Lo hacía cada día desde el fallecimiento del señor Sage, cuando Colin Shepherd había venido por primera vez con su cuaderno de policía y sus preguntas de policía para examinar las pertenencias del señor Sage con sus tranquilos y expertos modales de policía. Solo le dedicaba una mirada cuando ella abría la puerta cada mañana. Decía hola, Polly, y desviaba la vista. Se encaminaba al estudio o al dormitorio del vicario; en ocasiones, se sentaba a examinar el correo. Tomaba notas y contemplaba durante largos minutos la agenda del señor Sage, como si la inspección de los compromisos del vicario pudiera proporcionarle la clave de su muerte.

Háblame, Colin, deseaba decirle cuando estaba en la casa. Como antes. Vuelve a mí. Seamos amigos.

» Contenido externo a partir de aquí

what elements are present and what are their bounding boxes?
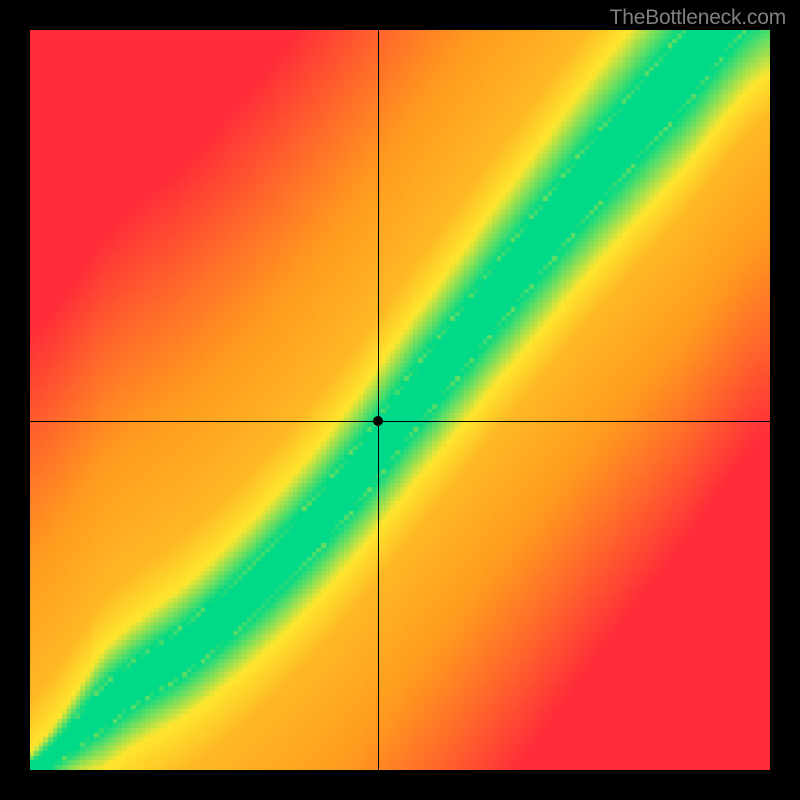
plot-area (30, 30, 770, 770)
crosshair-horizontal (30, 421, 770, 422)
crosshair-marker (373, 416, 383, 426)
heatmap-canvas (30, 30, 770, 770)
crosshair-vertical (378, 30, 379, 770)
chart-container: TheBottleneck.com (0, 0, 800, 800)
watermark-text: TheBottleneck.com (610, 6, 786, 30)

Pero no decía nada. A cambio, le ofrecía té. Y cuando él lo rechazaba: «No, gracias, Polly, me iré enseguida», ella reanudaba su trabajo, sacaba brillo a los espejos, limpiaba la parte interior de las ventanas, frotaba retretes, suelos, lavabos y bañeras hasta que las manos le dolían y la casa resplandecía. Siempre que podía, le observaba y catalogaba los detalles destinados a hacer más llevadero su peso. Colin tiene la mandíbula demasiado cuadrada. Los ojos son de un verde muy bonito, pero demasiado pequeños. Se peina de una manera curiosa, intenta echarse el pelo hacia atrás, siempre con la raya en medio, y luego le cae hacia delante hasta cubrir su frente. No para de toquetearlo, y utiliza los dedos a modo de peine.